Sa’ad Radhiyallahu anhu mengatakan: “Demi Allah, jika engkau melarangku melakukan thawaf di Ka’bah, maka sungguh saya akan menghalangi perjalanan dagangmu ke Syâm.”
Umayyah kembali mengingatkan Sa’ad Radhiyallahu anhu agar tidak mengeraskan suaranya kepada Abu Jahl seraya memegangi Sa’ad Radhiyallahu anhu . Akhirnya, Sa’ad Radhiyallahu anhu emosi dan mengatakan : “Tinggalkan kami ! Sungguh saya telah mendengar Rasulullah Shallallahu ‘alaihi wa sallam bersabda bahwa dia akan membunuhmu.
Umayyah mengatakan : “Saya”.
Sa’ad menegaskan : “Ya. Dan Demi Allah Azza wa Jalla , Muhammad n kalau berbicara tidak bohong.”
Mendengar ini, Umayyah pulang menemui istrinya. Dia mengatakan : “Tahukah engkau, apa yang dikatakan oleh saudaraku yang berasal dari Madinah itu ?”
Istrinya balik bertanya : “Apa katanya ?”
Umayyah mengatakan : “Dia (tadi) berkata pernah mendengar Muhammad akan membunuhku.” Istrinya mengatakan : “Demi Allah, Muhammad tidak pernah berdusta !”

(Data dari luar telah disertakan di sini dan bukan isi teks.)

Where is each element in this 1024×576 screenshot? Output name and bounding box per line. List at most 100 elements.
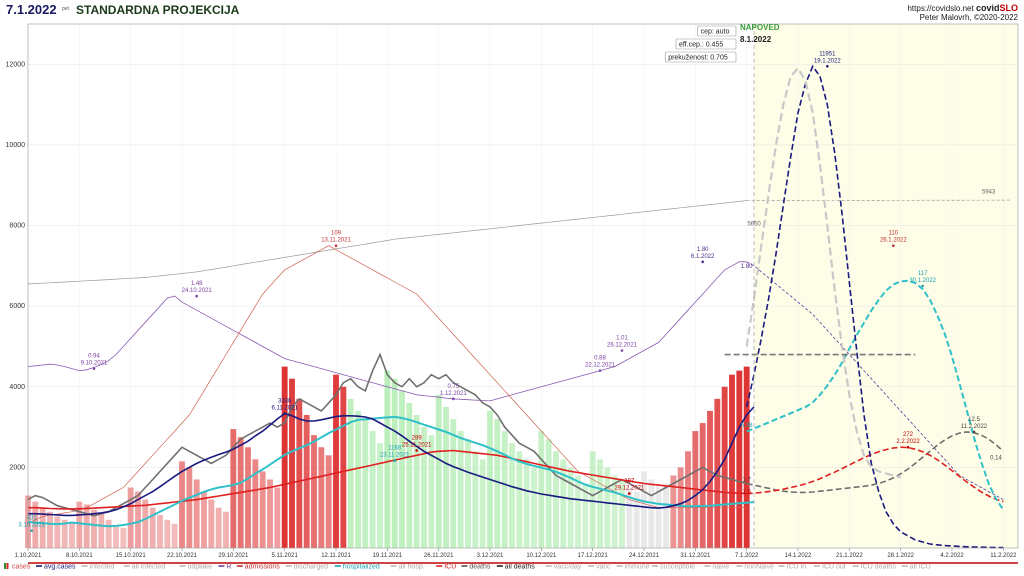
x-tick-label: 15.10.2021 (116, 553, 147, 559)
y-tick-label: 8000 (9, 223, 25, 230)
annotation-date: 24.10.2021 (182, 288, 213, 294)
y-tick-label: 4000 (9, 384, 25, 391)
cases-bar (626, 487, 633, 548)
legend-item-label: avg.cases (44, 564, 76, 571)
legend-item-label: all ICU (910, 564, 931, 571)
cases-bar (215, 507, 222, 548)
x-tick-label: 8.10.2021 (66, 553, 93, 559)
cases-bar (604, 467, 611, 548)
x-tick-label: 14.1.2022 (785, 553, 812, 559)
cases-bar (736, 370, 743, 548)
hospitalized-forecast-line (746, 279, 1005, 511)
legend-item-label: nonNaive (744, 564, 774, 571)
legend-item-label: R (226, 564, 231, 571)
cases-bar (582, 483, 589, 548)
deaths-forecast-line (746, 431, 1004, 494)
annotation-value: 0.75 (447, 384, 459, 390)
annotation-point (628, 492, 631, 495)
axes: 2000 4000 6000 8000 10000 12000 1.10.2021 8.10.… (6, 23, 1019, 559)
annotation-date: 6.11.2021 (272, 405, 299, 411)
icu-forecast-line (746, 446, 1004, 503)
cases-bar (223, 511, 229, 548)
y-tick-label: 6000 (9, 303, 25, 310)
cases-bar (355, 410, 361, 548)
y-tick-label: 2000 (9, 464, 25, 471)
forecast-region (754, 24, 1018, 548)
annotation-point (826, 64, 829, 68)
annotation-point (393, 459, 396, 462)
cases-bar (406, 402, 413, 548)
cases-bar (83, 504, 90, 548)
source-url[interactable]: https://covidslo.net (907, 4, 974, 13)
avg-cases-forecast-line (745, 64, 1004, 549)
cases-bar (259, 471, 266, 548)
cases-bar (707, 410, 713, 548)
annotation-value: 1.80 (697, 247, 709, 253)
parameter-text: eff.cep.: 0.455 (679, 42, 723, 49)
cases-bar (714, 398, 721, 548)
legend-item-label: cases (12, 564, 31, 571)
header-date: 7.1.2022 (6, 2, 57, 17)
annotation-value: 431 (27, 516, 38, 522)
annotation-date: 26.12.2021 (607, 342, 638, 348)
legend-item-label: ICU deaths (861, 564, 897, 571)
cases-bar (509, 443, 515, 548)
cases-bar (377, 443, 383, 548)
cases-bar (611, 475, 618, 548)
x-tick-label: 28.1.2022 (887, 553, 914, 559)
x-tick-label: 29.10.2021 (218, 553, 249, 559)
cases-bar (619, 479, 625, 548)
annotation-point (92, 367, 96, 370)
cases-bar (479, 459, 486, 548)
annotation-value: 117 (918, 271, 928, 277)
legend-item-label: hospitalized (343, 564, 380, 571)
value-label: 5943 (982, 189, 996, 195)
value-label: 1.80 (741, 264, 753, 270)
header-title: STANDARDNA PROJEKCIJA (76, 3, 240, 17)
admissions-line (27, 245, 747, 525)
value-label: 1.7 (742, 477, 751, 483)
x-tick-label: 22.10.2021 (167, 553, 198, 559)
x-tick-label: 4.2.2022 (940, 553, 964, 559)
cases-bar (413, 414, 420, 548)
cases-bar (230, 429, 237, 548)
cases-bar (641, 471, 647, 548)
x-tick-label: 10.12.2021 (526, 553, 557, 559)
annotation-point (892, 244, 895, 247)
annotation-date: 6.1.2022 (691, 254, 715, 260)
cases-bar (633, 491, 640, 548)
annotation-point (972, 430, 976, 434)
legend-item-label: all hosp. (399, 564, 425, 571)
cases-bar (435, 394, 442, 548)
icu-line (28, 449, 747, 510)
annotation-value: 0.94 (88, 354, 100, 360)
annotation-value: 11951 (819, 51, 836, 57)
deaths-line (27, 352, 747, 517)
cases-bar (296, 398, 303, 548)
annotation-value: 0.88 (594, 356, 606, 362)
cases-bar (501, 431, 508, 548)
cases-bar (76, 501, 83, 548)
parameter-box (664, 51, 737, 63)
parameter-boxes: cep: auto eff.cep.: 0.455 prekuženost: 0.7… (664, 25, 737, 63)
cases-bar (267, 479, 273, 548)
cases-bar (391, 378, 398, 548)
r-forecast-line (746, 261, 1004, 500)
x-tick-label: 24.12.2021 (629, 553, 660, 559)
legend-item-label: discharged (294, 564, 328, 571)
cases-bar (32, 501, 39, 548)
annotation-value: 12.5 (968, 417, 980, 423)
value-label: 5650 (747, 222, 761, 228)
cases-bar (135, 491, 141, 548)
annotation-point (283, 412, 286, 415)
cases-bar (567, 467, 574, 548)
legend-item-label: odpłake (188, 564, 213, 571)
annotation-date: 19.1.2022 (814, 58, 841, 64)
hospitalized-line (27, 415, 755, 528)
cases-bar (589, 451, 596, 548)
annotation-value: 1.48 (191, 281, 203, 287)
source-line: https://covidslo.net covidSLO (907, 3, 1018, 13)
cases-bar (149, 507, 156, 548)
cases-bar (531, 467, 537, 548)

Ketika kafir Quraisy hendak berangkat menuju Badr (tempat Perang Badr meletus-red) dan seruan sudah terdengar, istri Umayyah mengingatkankan suaminya : “Tidakkah engkau ingat perkataan saudaramu yang berasal dari Madinah itu.” Mendengar ini, Umayyah hendak mengurungkan niatnya untuk berangkat, akan tetapi Abu Jahal terus membujuknya. Akhirnya dia berangkat ke Badr. Di sana, ia dan Abu Jahal tewas[3].
Izin Berperang
Pada masa-masa kritis seperti ini, saat kaum kafir Quraisy tidak menyadari kesesatan mereka bahkan terus menebar ancaman kepada kaum Muslimin, Allah Azza wa Jalla menurunkan firman-Nya :
أُذِنَ لِلَّذِينَ يُقَاتَلُونَ بِأَنَّهُمْ ظُلِمُوا ۚ وَإِنَّ اللَّهَ عَلَىٰ نَصْرِهِمْ لَقَدِيرٌ
Telah diizinkan (berperang) bagi orang-orang yang diperangi, karena sesungguhnya mereka telah dianiaya. Dan sesungguhnya Allah, benar-benar Maha Kuasa menolong mereka itu [al-Hajj/22:39]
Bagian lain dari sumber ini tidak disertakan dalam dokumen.